Recuerdo que yo me quedaba extasiada con sus narraciones.
Este
hombre, nacido en el año 1897 en el departamento de Vera, provincia de Santa
Fe, puedo asegurar que fue el que más me quiso en mi vida y debe ser por ello
que me transmitió muchos de los valores que hoy dirigen mi existencia: la
palabra de una persona es suficiente contrato, dignidad y orgullo se deben
mantener a cualquier precio, amor a la Patria y a los símbolos patrios, ternura y amor
para con los niños, sensibilidad y emoción en los sentimientos, levantarse de
la mesa con un poco de hambre, mantenerse sentada con la cabeza erguida y
contrayendo los músculos abdominales y no sé cuántas cosas más y de distintos
tenores.
Su
gran título en mi vida fue: papá (mientras fui una niña) y Viejo (cuando fui
adulta). Siempre me defendió y aceptó la mayoría de mis decisiones y, al igual
que a mis hermanos mayores, nos guió con mucho amor, pero también siendo demasiado
rígido en algunos aspectos.
Por
ejemplo, siendo niños, cada uno tenía un cuaderno donde él escribía con lápiz
lecturas, poemas, números, todo con su letra caligráfica aprendida en los
colegios de curas y nosotros debíamos pasar la pluma con tinta sobre sus rasgos,
para tener buena caligrafía. A esta altura de la vida, los tres hermanos tenemos
la letra muy parecida. No quería saber nada con que nos vacunaran contra alguna
enfermedad (mi Vieja lo hacía a escondidas), ya que tenía la idea de que al
hacerlo nos estaban inoculando la enfermedad y nos podíamos enfermar. Inclusive,
hubo grandes discusiones matrimoniales cuando hubo una epidemia de poliomielitis,
allá por el año 55 o 56.
Los
tres hermanos nacimos en la casa, bajo su asistencia y la de una partera. Por
supuesto que no era médico, pero yo creo que era un naturista y todo lo
solucionaba con remedios caseros. Mi hermano mayor conoció un médico por
primera vez a los seis años. Mi hermano del medio era tan pequeño al nacer, en
pleno mes de julio y cuando no existía la calefacción actual, que antes de
vestirlo lo envolvía todo en algodón. A mí, me esperaba con unas tablitas
preparadas por él, para entablillarme los pies, ya que nacíamos con los dedos
tocando el empeine. Y atendía a mi mamá también, como si fuera una niña. Antes
de irse a trabajar, le llevaba el desayuno a la cama, el cual consistía en un
hervido de “Quaker”, cereales y no sé qué otras cosas para que pudiera tener
leche suficiente para amamantar. Era tal la cantidad de leche que tenía que
siempre amamantaba a su hijo y a algún otro bebé.
Trabajó
siempre relacionado con el campo y la maquinaria agrícola: en la Facultad de
Agronomía de Buenos Aires, en la Escuela Agrícola de Miramar, en la Facultad de
Agronomía de Mendoza, etcétera. Luego, seguía trabajando en la casa y haciendo
todas las tareas que fueran necesarias, desde cultivar flores, huerta, criar
animales, hacer trabajos de albañilería o de herrería y mientras trabajaba
tenía a alguno de nosotros a su lado y nos hacía repetir las tablas y el
abecedario. Por ser hijo de un francés y una alemana, cuando se declaró la Segunda Guerra Mundial lo
llamaron del gobierno francés para que se incorporara a las filas. Por supuesto
que se transformó en desertor. Pero primero estaba su familia, en el transcurso
de la guerra, nacimos los tres hermanos.
Los
varones debían estudiar en el Liceo Militar, costara el sacrificio que costara.

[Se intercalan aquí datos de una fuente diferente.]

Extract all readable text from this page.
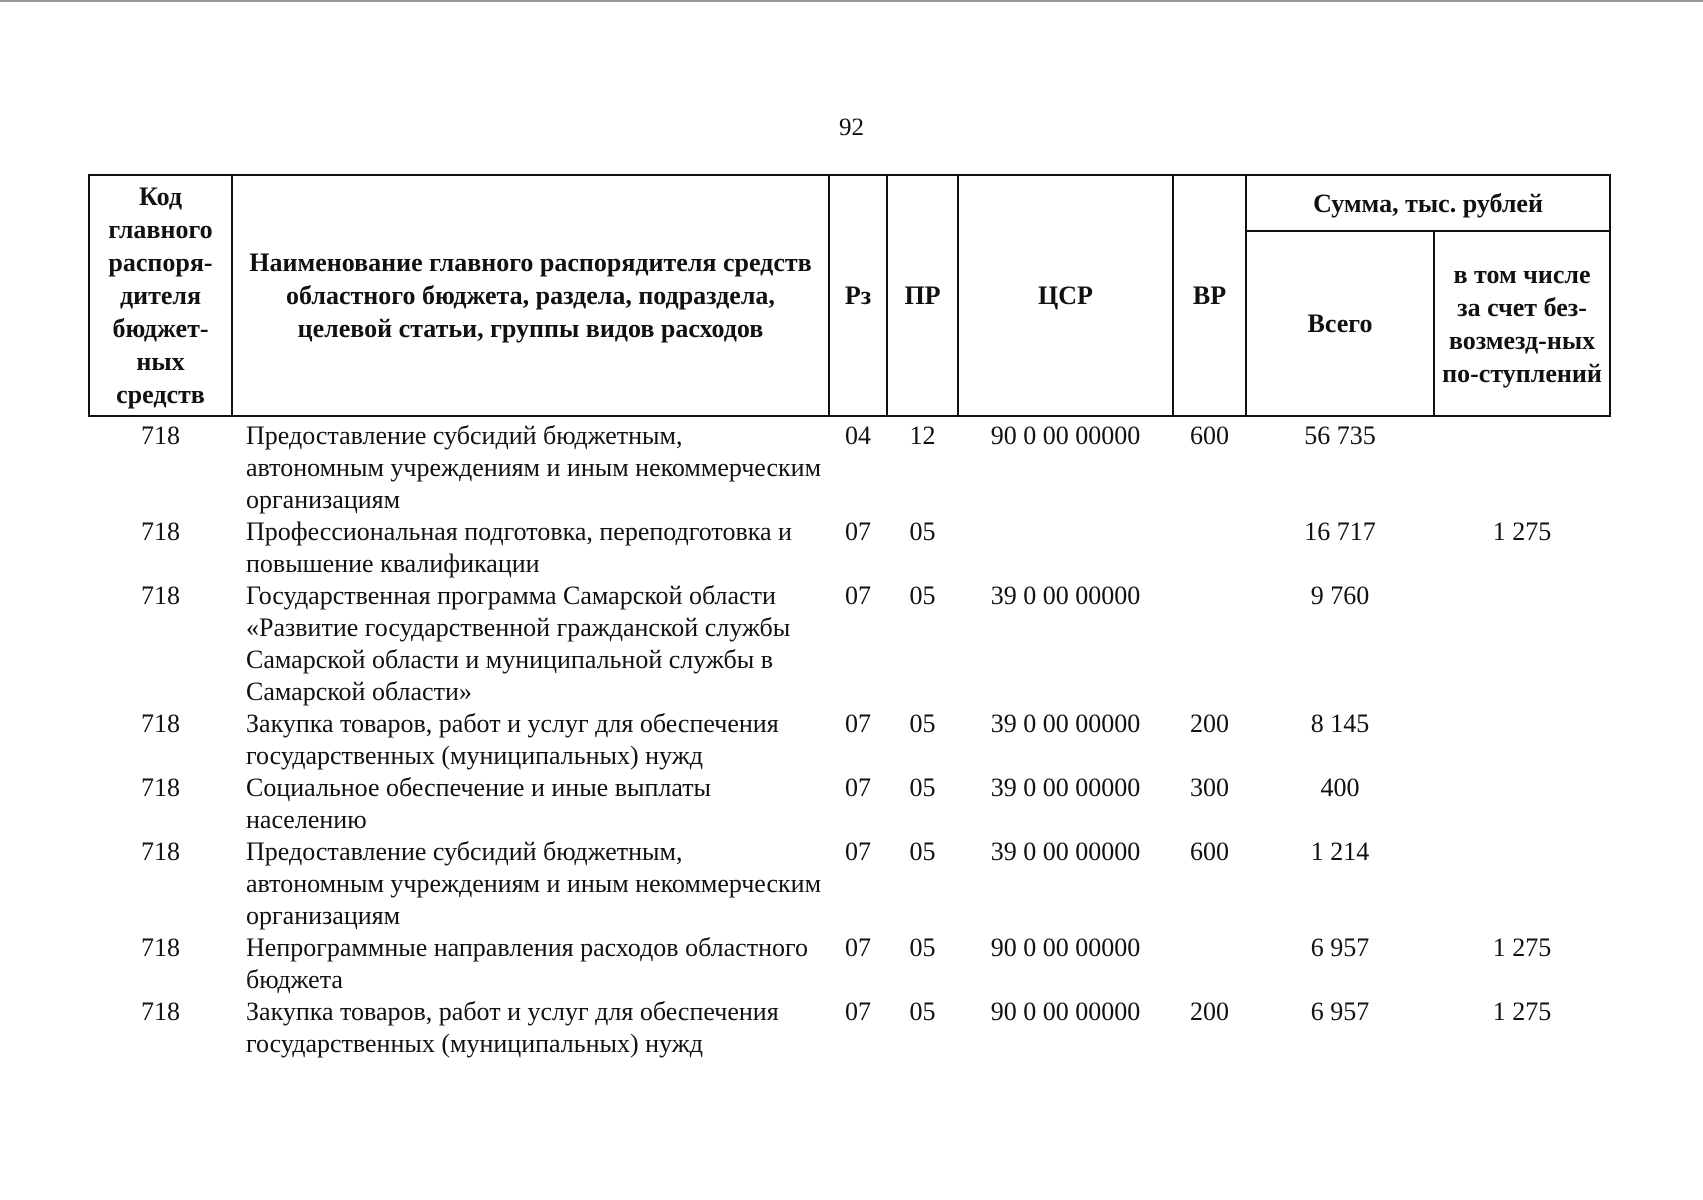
92
Код главного распоря-дителя бюджет-ных средств	Наименование главного распорядителя средств областного бюджета, раздела, подраздела, целевой статьи, группы видов расходов	Рз	ПР	ЦСР	ВР	Сумма, тыс. рублей	
						Всего	в том числе за счет без-возмезд-ных по-ступлений
718	Предоставление субсидий бюджетным, автономным учреждениям и иным некоммерческим организациям	04	12	90 0 00 00000	600	56 735	
718	Профессиональная подготовка, переподготовка и повышение квалификации	07	05			16 717	1 275
718	Государственная программа Самарской области «Развитие государственной гражданской службы Самарской области и муниципальной службы в Самарской области»	07	05	39 0 00 00000		9 760	
718	Закупка товаров, работ и услуг для обеспечения государственных (муниципальных) нужд	07	05	39 0 00 00000	200	8 145	
718	Социальное обеспечение и иные выплаты населению	07	05	39 0 00 00000	300	400	
718	Предоставление субсидий бюджетным, автономным учреждениям и иным некоммерческим организациям	07	05	39 0 00 00000	600	1 214	
718	Непрограммные направления расходов областного бюджета	07	05	90 0 00 00000		6 957	1 275
718	Закупка товаров, работ и услуг для обеспечения государственных (муниципальных) нужд	07	05	90 0 00 00000	200	6 957	1 275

El mayor de sus hijos, fue becado durante toda su carrera y abanderado del
establecimiento. El segundo fue medio becado, en consecuencia, él iba a
trabajar en bicicleta y se hacían todos los ahorros necesarios dentro del hogar
para poder pagar la media beca que faltaba; y yo debía ser Maestra Normal
Nacional.
Cuando
terminaron el Liceo, debieron trabajar para pagarse sus carreras universitarias
y además aportar a la casa la mitad del sueldo. Uno es abogado y el otro licenciado
en Ciencias Políticas y Sociales. Y yo: Maestra Normal Nacional. Cuando me
entregaron el título, que para él era todo un orgullo, me abrazó y me dijo: “Hasta
aquí llegué. De ahora en adelante deberás lograr vivir por tus propios
esfuerzos”.
Al
querer ir a la Universidad igual que mis hermanos, se opuso terminantemente, ya
que pensaba que a la Universidad iban las mujeres a buscar marido y a mí no me
hacía falta eso.
No
conoció el cine sonoro, hasta que sus cuñados lo llevaron a un cine al aire
libre que había en Mendoza a ver “El trueno entre las hojas” con Isabel Sarli.
Pero no lo movilizó para seguir yendo, consideraba que el cine era una pérdida
de tiempo. Prefería escuchar el “Glostora Tango Club” y, luego, “Los Pérez
García” por la radio.
Cuando
empecé a trabajar como maestra en el medio del campo en Mendoza, en las noches,
además de lustrarme los zapatos para el día siguiente, me preguntaba: “¿Ana, hiciste
los deberes para mañana?”. Se refería a la planificación diaria de clases que
se pedía en aquella época. Después, se levantaba a las cinco de la mañana para
servirme el desayuno y acompañarme a la parada del colectivo.
Se
ofendió mucho conmigo cuando compré el televisor para la casa. Era un regalo
que él quería hacerle a mi mamá. Cuando uno de mis hermanos hizo colocar el
teléfono y éste sonaba, se paraba a mirarlo y le decíamos: “¡Atendé!”. “Para
qué, si no es para mí”, respondía. Con el tiempo aceptó el teléfono y también
el televisor. Si mi mamá tenía que salir y estando él ya jubilado, le dejaba
encargado que viera tal novela y luego se la contara. Alcanzó a conocer dos
nietos, hijos de mi hermano mayor.
Han
pasado muchos años desde su muerte, pero releo lo escrito y siento que podría
seguir escribiendo sus historias y enseñanzas, con la misma ternura con que las
viví mientras estuvo a mi lado.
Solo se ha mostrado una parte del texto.